Genes that may have input into Down syndrome include:

• SOD1 (superoxide dismutase 1 gene) overexpression may cause premature aging and decreased function of the immune system.
  
• COL6A1 (alpha-1 collagen VI gene) overexpression may be the cause of heart defects.
  
• ETS2 (ETS2 oncogene) overexpression may be the cause of skeletal abnormalities.
  
• CAF1A (chromatin assembly factor 1, p60 subunit) overexpression may cause problems with DNA synthesis.
  
• CBS (cystathione beta synthase) overexpression may disrupt metabolism and DNA repair.
  
• DYRK1A (dual-specificity tyrosine phosphorylation-regulated kinase 1A) overexpression may be the cause of mental retardation.
  
• CRYA1 (alpha-1 crystallin) overexpression may be the cause of cataracts.
  
• GART (glycinamide ribonucleotide synthetase) overexpression may disrupt DNA synthesis and repair.
  
• IFNAR (interferon alpha receptor) overexpression may interfere with the immune system as well as other organ systems.
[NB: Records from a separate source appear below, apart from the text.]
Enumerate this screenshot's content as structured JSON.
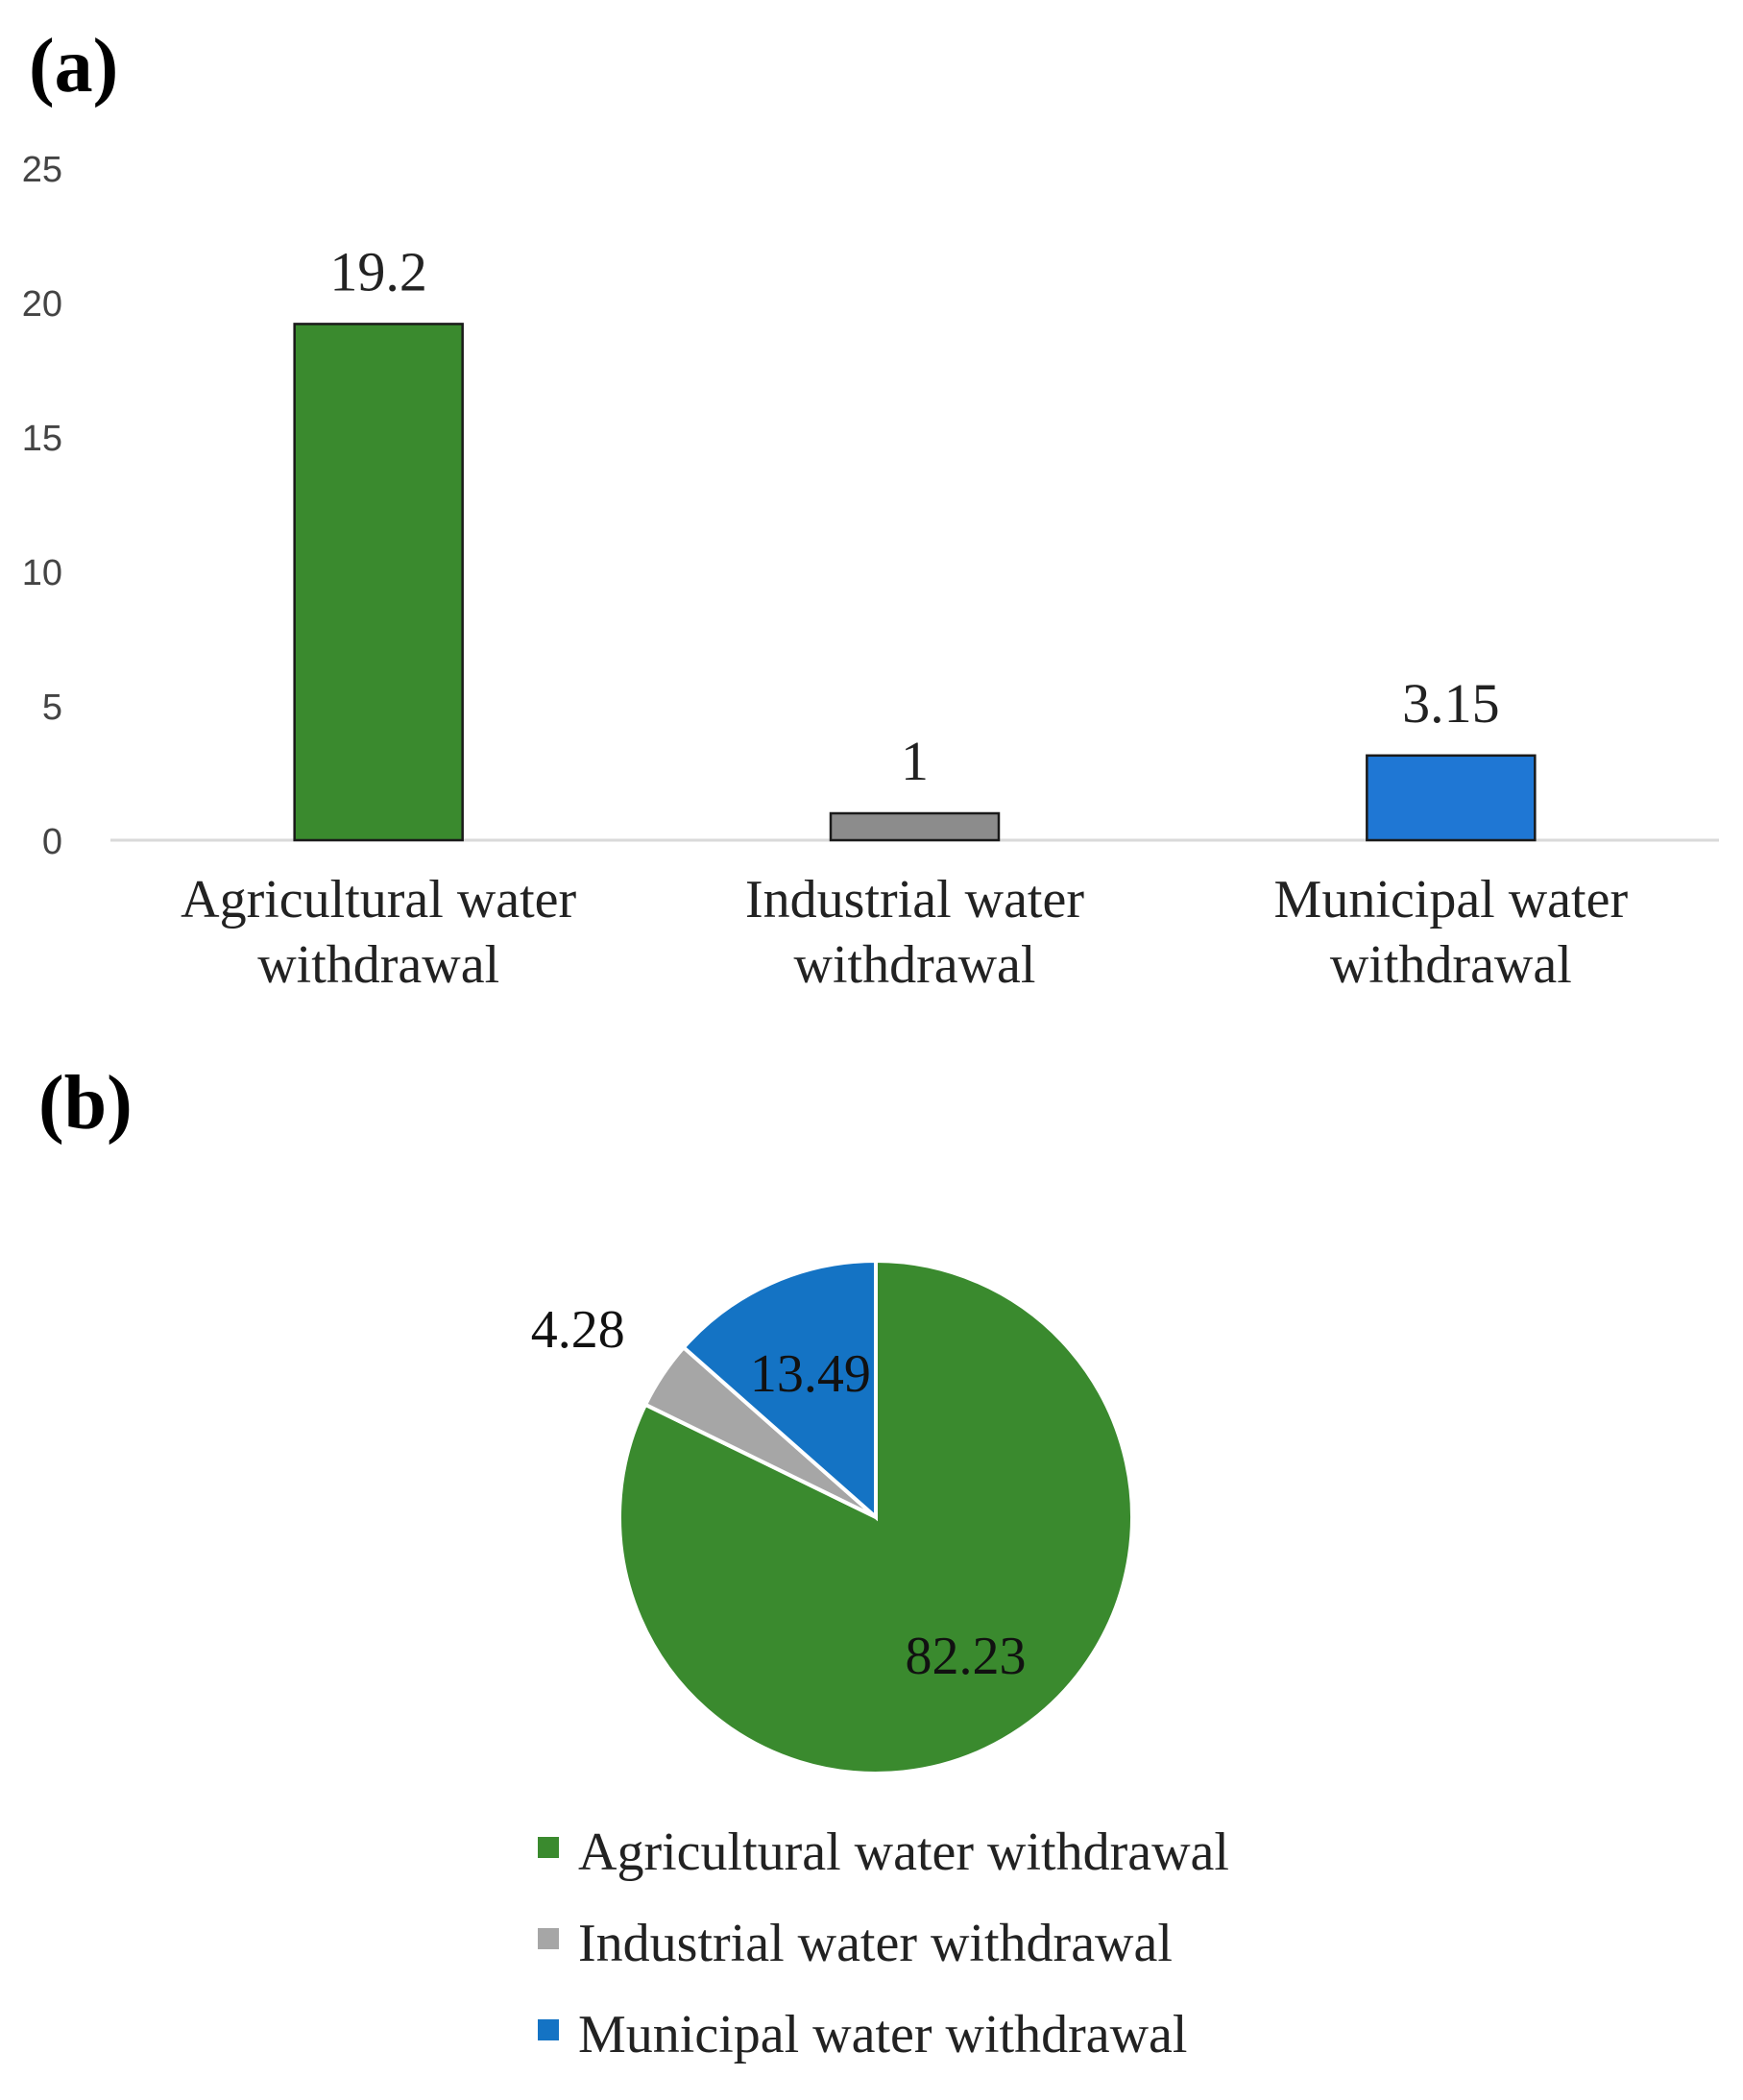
{
  "chart_data": [
    {
      "type": "bar",
      "panel_label": "(a)",
      "categories": [
        [
          "Agricultural water",
          "withdrawal"
        ],
        [
          "Industrial water",
          "withdrawal"
        ],
        [
          "Municipal water",
          "withdrawal"
        ]
      ],
      "values": [
        19.2,
        1,
        3.15
      ],
      "data_labels": [
        "19.2",
        "1",
        "3.15"
      ],
      "colors": [
        "#3a8a2e",
        "#8c8c8c",
        "#1f77d4"
      ],
      "yticks": [
        "0",
        "5",
        "10",
        "15",
        "20",
        "25"
      ],
      "ylim": [
        0,
        25
      ],
      "grid": false,
      "title": "",
      "xlabel": "",
      "ylabel": ""
    },
    {
      "type": "pie",
      "panel_label": "(b)",
      "slices": [
        {
          "name": "Agricultural water withdrawal",
          "value": 82.23,
          "label": "82.23",
          "color": "#3a8a2e"
        },
        {
          "name": "Industrial water withdrawal",
          "value": 4.28,
          "label": "4.28",
          "color": "#a6a6a6"
        },
        {
          "name": "Municipal water withdrawal",
          "value": 13.49,
          "label": "13.49",
          "color": "#1473c4"
        }
      ],
      "legend_entries": [
        "Agricultural water withdrawal",
        "Industrial water withdrawal",
        "Municipal water withdrawal"
      ],
      "legend_placement": "bottom",
      "title": ""
    }
  ]
}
Remember that no gene has yet been fully linked to any feature associated with Down syndrome.

Figuring out which genes may be associated with Down syndrome is difficult because, although there are certain characteristics associated with Down syndrome, people with Down syndrome have a wide variety of features and a wide range of mental retardation and developmental delay is possible. Some babies are born with heart defects and others aren't. Some children have associated illnesses such as hypothyroidism, and others don't. There are some possible explanations for this variability.

Genes come in different versions (alleles). For example, one allele for eye color produces blue eyes and one allele produces brown eyes. The variety of features in Down syndrome may be related to which version (allele) of a gene is present in triplicate. Also, some alleles cause a condition in some people but not in others, which is called reduced or incomplete penetrance. Reduced penetrance appears to occur with trisomy 21: the extra alleles don't do the same thing to every person who has them. Both the type of allele and the penetrance of the allele may be why there is such variation in children and adults with Down syndrome.

Down Syndrome Treatment

There is no specific treatment for Down syndrome. Early intervention programs, such as physical therapy, occupational therapy, and speech therapy, are helpful. Special education and training is offered in most communities for mentally handicapped children. Because the risk of vision problems, hearing loss, infection, and hypothyroidism (low thyroid hormone) is increased, screening and treatment may be necessary.

Timely surgeries for cardiac and gastrointestinal anomalies are necessary to prevent serious complications. Digitalis and diuretics are usually needed for the medical management of cardiac anomalies along with prophylaxis for subacute bacterial endocarditis.